Over the past couple of years, a disruptive product has become a buzzword meaning, roughly, "a new thing that a lot of people buy." But that's not what's useful about the idea of disruption at all. The original theory comes from Clayton Christensen's study of things like the hard drive and steel industries where he realized that disruptive products tend to combine new technologies, cheaper production, and — crucially — worse products.
That last bit is the key: it's the poor quality and low profit margins of the new product that prevent the incumbent business from recognizing the threat. But as the competitors experiment with the new production technologies they become better able to produce high-quality, high-profit products than the incumbents, and they eventually move up the value chain and disrupt the incumbent's core business.
There are lots of threats that aren't disruptive. USA Today, for instance, has a huge web site and is doing some really interesting things online, but they're just a direct competitor to the NYT. They're doing more or less what the Times does and trying to do it better.
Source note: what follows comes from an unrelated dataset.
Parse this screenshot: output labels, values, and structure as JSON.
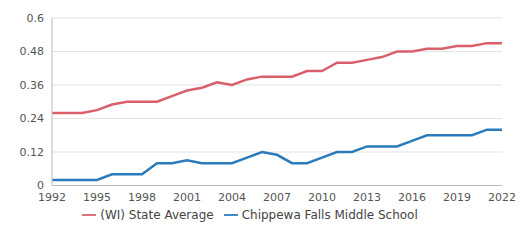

Conversely, Buzzfeed is a disruptive threat to the New York Times. They began leveraging technology to churn out aggregated videos and light listicles that are targeted at generating social shares. Their content was — and is — much worse than what the New York Times offers. But they're getting better fast. Now they're using their technology advantage to also do foreign reporting and feature journalism in ways that are much better suited to the social web and much cheaper to produce.